This new collaboration from Soho Theatre and Newcastle’s Live Theatre brings together scenes on the subject of utopia, penned by a motley crew of playwrights, such as Simon Stephens and Janice Okoh, and contributors from other fields, from comedian Dylan Moran and Labour MP Chi Onwurah to, um, Hitler.
Directed by Steve Marmion and Max Roberts, these ‘visions of a perfect world’ are cobbled together into a whole, performed by six actors as ‘wise fools’ in clown makeup, who examine and eventually discard the blueprint of each flawed utopian ideal, while chucking in a bit of faux-reluctant singing and lacklustre dancing.
The piece is supposed to question what utopia is and what brings out the best in people – whether it’s being kidnapped by aliens, an 80-year-old woman having a breakdown in a Zumba class or simply the sensory joy of biting into a fat, ripe, juicy peach. The idea is a good one: a series of inspiring and heartwarming visions, a shot of kindness and humanity – an antidote to the decidedly dreary world we’re living in.
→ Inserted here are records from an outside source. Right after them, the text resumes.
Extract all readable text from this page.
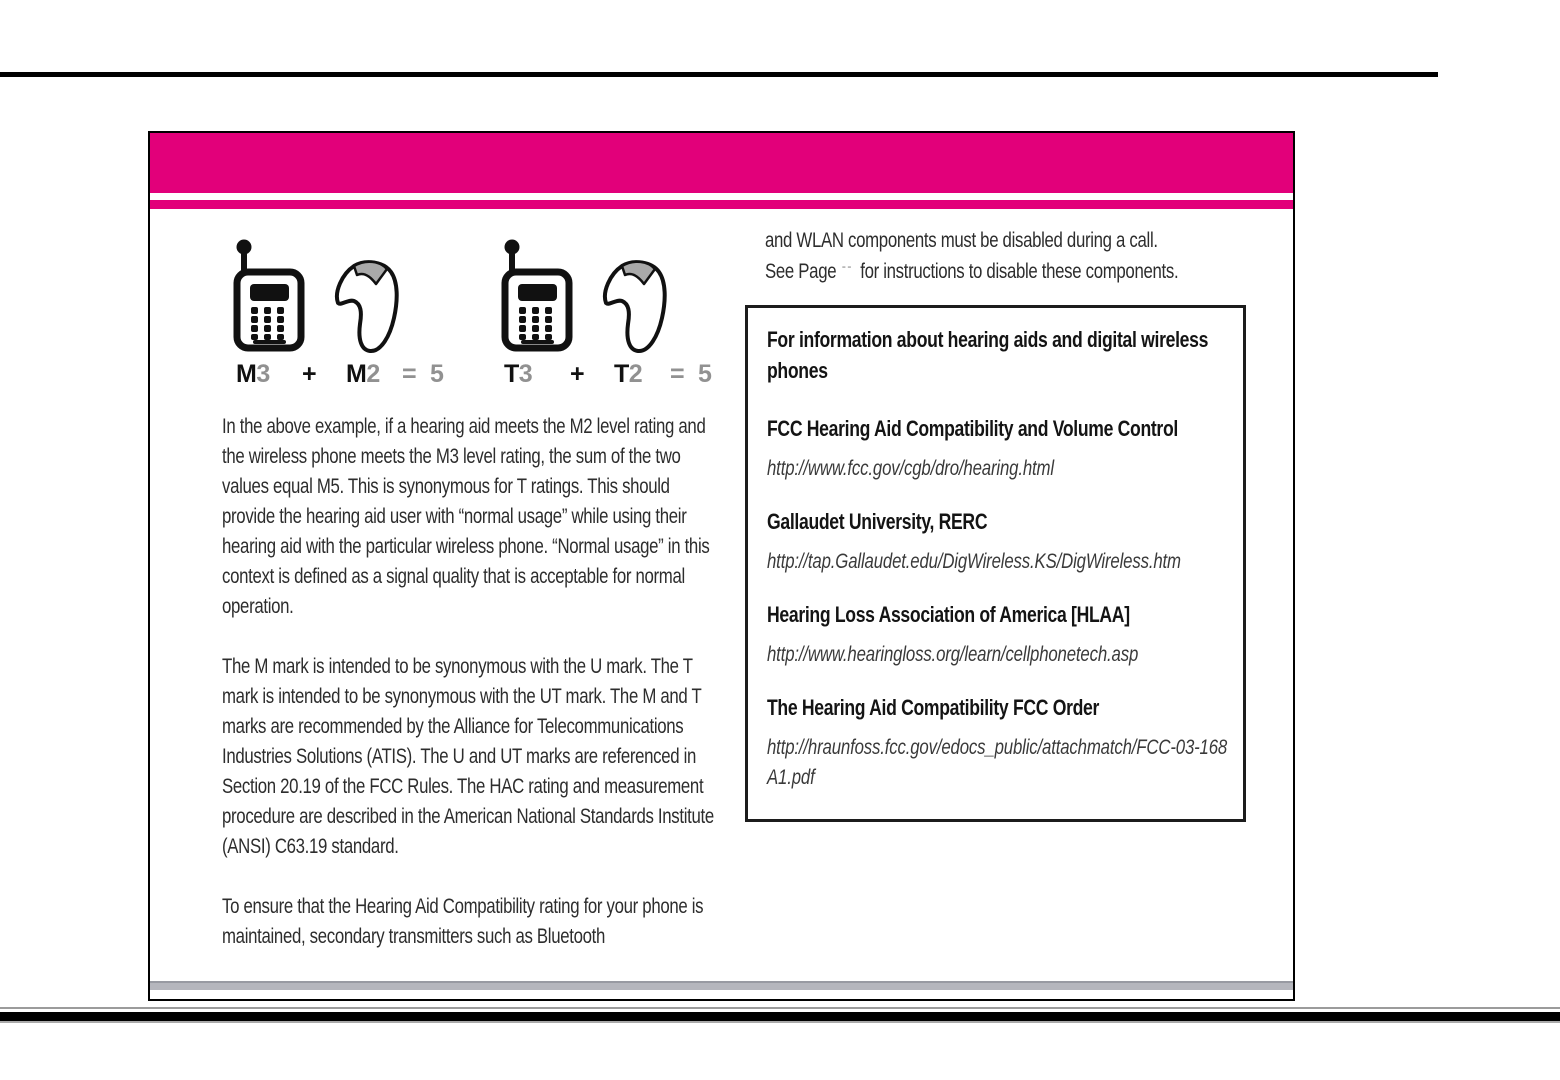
M3 + M2 = 5 T3 + T2 = 5

In the above example, if a hearing aid meets the M2 level rating and the wireless phone meets the M3 level rating, the sum of the two values equal M5. This is synonymous for T ratings. This should provide the hearing aid user with “normal usage” while using their hearing aid with the particular wireless phone. “Normal usage” in this context is defined as a signal quality that is acceptable for normal operation.

The M mark is intended to be synonymous with the U mark. The T mark is intended to be synonymous with the UT mark. The M and T marks are recommended by the Alliance for Telecommunications Industries Solutions (ATIS). The U and UT marks are referenced in Section 20.19 of the FCC Rules. The HAC rating and measurement procedure are described in the American National Standards Institute (ANSI) C63.19 standard.

To ensure that the Hearing Aid Compatibility rating for your phone is maintained, secondary transmitters such as Bluetooth

and WLAN components must be disabled during a call.
See Page -- for instructions to disable these components.

For information about hearing aids and digital wireless phones

FCC Hearing Aid Compatibility and Volume Control

http://www.fcc.gov/cgb/dro/hearing.html

Gallaudet University, RERC

http://tap.Gallaudet.edu/DigWireless.KS/DigWireless.htm

Hearing Loss Association of America [HLAA]

http://www.hearingloss.org/learn/cellphonetech.asp

The Hearing Aid Compatibility FCC Order

http://hraunfoss.fcc.gov/edocs_public/attachmatch/FCC-03-168A1.pdf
And with topical lyrics by Marmion – set to jaunty music by Arthur Darvill – about the Leveson enquiry, big society and Northern Rock, it’s clear the play is designed as a reaction against our own bleak time of austerity.
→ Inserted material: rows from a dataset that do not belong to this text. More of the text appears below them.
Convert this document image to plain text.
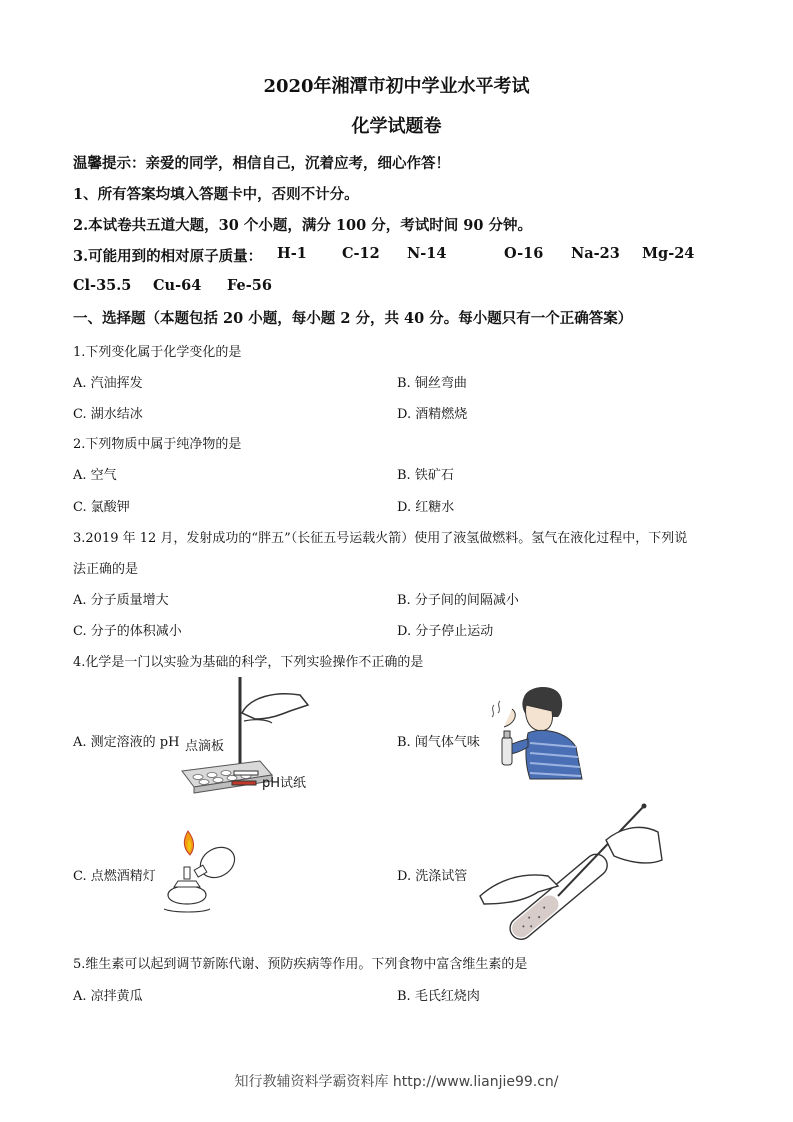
2020年湘潭市初中学业水平考试
化学试题卷
温馨提示：亲爱的同学，相信自己，沉着应考，细心作答！
1、所有答案均填入答题卡中，否则不计分。
2.本试卷共五道大题，30 个小题，满分 100 分，考试时间 90 分钟。
3.可能用到的相对原子质量： H-1 C-12 N-14	O-16 Na-23 Mg-24
Cl-35.5 Cu-64 Fe-56
一、选择题（本题包括 20 小题，每小题 2 分，共 40 分。每小题只有一个正确答案）
1.下列变化属于化学变化的是
A. 汽油挥发	B. 铜丝弯曲
C. 湖水结冰	D. 酒精燃烧
2.下列物质中属于纯净物的是
A. 空气	B. 铁矿石
C. 氯酸钾	D. 红糖水
3.2019 年 12 月，发射成功的“胖五”（长征五号运载火箭）使用了液氢做燃料。氢气在液化过程中，下列说
法正确的是
A. 分子质量增大	B. 分子间的间隔减小
C. 分子的体积减小	D. 分子停止运动
4.化学是一门以实验为基础的科学，下列实验操作不正确的是
A. 测定溶液的 pH	B. 闻气体气味
C. 点燃酒精灯	D. 洗涤试管
点滴板
pH试纸
5.维生素可以起到调节新陈代谢、预防疾病等作用。下列食物中富含维生素的是
A. 凉拌黄瓜	B. 毛氏红烧肉
知行教辅资料学霸资料库 http://www.lianjie99.cn/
But, although individually, the scenes are often funny and touching, the piece appears hastily constructed and lacks cohesion. It has its bright moments – like Alistair McDowall’s witty reimagining of the Kony 2012 phenomenon – but, overall, it could do with being shorter, certainly snappier, as the sketches tend to drag on and, as they’re cut into short scenes and interspersed with others, it becomes a rather repetitive ordeal.
Utopia runs until 14 July at Soho Theatre, 21 Dean Street, London W1D 3NE. Tickets £12.50-£20.